We envision several areas of RNA biology where refinement of a FragSeq protocol might prove fruitful. One topic of particular interest is riboswitches, RNA molecules that change structure upon the binding of a metabolite ligand24
. Using parallel sequencing runs with and without the ligand of interest could yield a differential pattern of cutting scores along such RNAs that would serve as a signature of a conformational change.
Additionally, nuclease protection assays25
could be scaled up to whole transcriptomes by performing parallel nuclease digestions with and without an RNA-binding protein pre-incubated with the whole-cell RNA. Identifying differentially protected regions would hone in on the RNA binding protein's specificity for sequence or structural context. Likewise, such digestions could be carried out on whole cell or nuclear extracts with proteins still bound. Nuclease P1 would be a good candidate for these digestions since the buffer conditions for extracts are usually similar to the relatively physiological pH and salt concentrations used in this study.
Nuclease P1 is also stable at high temperatures so we envision that FragSeq could be another way to monitor thermal denaturation of RNA domains. By parallel sequencing from nuclease reactions performed at different temperatures, the single-stranded character of a given transcript could be monitored and act as a proxy for unfolding.

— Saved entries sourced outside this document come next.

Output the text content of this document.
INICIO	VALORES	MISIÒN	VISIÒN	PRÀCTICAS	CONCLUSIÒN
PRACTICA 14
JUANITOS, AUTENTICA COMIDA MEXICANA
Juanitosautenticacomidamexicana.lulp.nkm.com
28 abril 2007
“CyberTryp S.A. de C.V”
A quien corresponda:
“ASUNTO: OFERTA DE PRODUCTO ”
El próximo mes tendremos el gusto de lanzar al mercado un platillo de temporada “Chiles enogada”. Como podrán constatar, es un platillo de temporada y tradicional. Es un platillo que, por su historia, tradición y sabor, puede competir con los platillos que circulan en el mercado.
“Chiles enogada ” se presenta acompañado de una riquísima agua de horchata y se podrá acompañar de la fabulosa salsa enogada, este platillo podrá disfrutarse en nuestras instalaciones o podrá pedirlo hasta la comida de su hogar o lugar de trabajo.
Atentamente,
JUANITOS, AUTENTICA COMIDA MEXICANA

Though we focused on one enzyme here, our experimental pipeline and software could be easily adapted to other enzymatic or chemical probes, so long as a proper control is carried out in parallel. FragSeq, combined with methods developed in previous RNA-Seq studies, enables researchers to take high-throughput transcriptome analysis beyond one-dimensional sequence to reveal structural features of RNAs and provide clues to their underlying biology.